Wow, that was quick! It can take up to 72 hours from the time an author clicks "Publish" on Amazon until it's available for sale. Usually, it takes less than 24, but today it only took about an hour before I got the confirmation email.

Get your copy at https://www.amazon.com/dp/B072VQW52S/

I'll post what I've done so far today now, but I'll update this if I do anything later.

As expected, I spent a good deal of time researching material for the science fiction novel I have in my head. Fascinating stuff. I've always been intrigued by space and boldly going where no man has gone before, so I can spend hours and hours reading about habitable planets and red dwarf stars and such.

My cover designer, Susan Coils, is fantastic! When I sent her the specs for the paperback cover last week, she said she probably wouldn't get to it until "next week." Last night, the cover showed up in my mailbox. It looked perfect, so the print version of Double Pink Murder won't be too far behind the ebook version.
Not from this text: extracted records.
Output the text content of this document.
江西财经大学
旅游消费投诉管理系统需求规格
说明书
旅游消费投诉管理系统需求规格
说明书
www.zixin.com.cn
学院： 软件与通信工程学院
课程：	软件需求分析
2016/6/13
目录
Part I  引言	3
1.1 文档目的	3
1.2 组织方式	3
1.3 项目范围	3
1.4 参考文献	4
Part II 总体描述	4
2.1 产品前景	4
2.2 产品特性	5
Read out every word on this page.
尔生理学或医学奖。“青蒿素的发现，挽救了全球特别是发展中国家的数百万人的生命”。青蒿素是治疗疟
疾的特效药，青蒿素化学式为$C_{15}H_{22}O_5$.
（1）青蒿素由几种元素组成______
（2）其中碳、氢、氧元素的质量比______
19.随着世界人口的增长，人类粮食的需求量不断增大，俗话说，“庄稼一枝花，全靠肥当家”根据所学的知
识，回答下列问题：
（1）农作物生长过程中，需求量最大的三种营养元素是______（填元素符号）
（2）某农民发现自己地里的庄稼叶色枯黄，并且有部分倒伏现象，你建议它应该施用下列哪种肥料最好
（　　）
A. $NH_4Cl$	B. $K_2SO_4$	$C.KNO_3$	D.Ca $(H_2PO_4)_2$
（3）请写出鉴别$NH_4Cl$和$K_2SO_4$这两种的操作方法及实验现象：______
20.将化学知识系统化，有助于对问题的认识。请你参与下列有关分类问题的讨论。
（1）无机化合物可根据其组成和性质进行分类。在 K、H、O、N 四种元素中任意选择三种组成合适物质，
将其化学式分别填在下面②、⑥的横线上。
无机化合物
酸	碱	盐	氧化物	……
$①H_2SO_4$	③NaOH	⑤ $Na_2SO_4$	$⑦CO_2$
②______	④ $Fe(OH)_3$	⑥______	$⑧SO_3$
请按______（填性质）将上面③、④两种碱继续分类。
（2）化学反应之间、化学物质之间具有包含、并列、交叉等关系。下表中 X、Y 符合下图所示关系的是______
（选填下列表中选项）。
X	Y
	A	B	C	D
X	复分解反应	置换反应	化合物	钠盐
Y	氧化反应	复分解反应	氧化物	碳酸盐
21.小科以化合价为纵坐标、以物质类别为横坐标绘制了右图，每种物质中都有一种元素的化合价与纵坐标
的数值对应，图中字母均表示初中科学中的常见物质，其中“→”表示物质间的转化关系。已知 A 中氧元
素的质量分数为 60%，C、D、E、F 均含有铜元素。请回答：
I also emailed a fellow mystery writer with what I keep in my series bible. Hmmm... that sounds like another blog post. If anyone's interested, let me know in the comments.

Post Days 3

Sunday, June 18, 2017

Sunday, a scheduled day off.

I'm starting to feel the itch to start a new novel. I can't go very many days without writing. It feels like a very long time since I wrote something new, even though it wasn't too long ago that I finished Double Pink Murder. Today I found myself daydreaming about what I will write next. I believe I'll break out the pen and notebook tomorrow morning and start brainstorming in earnest.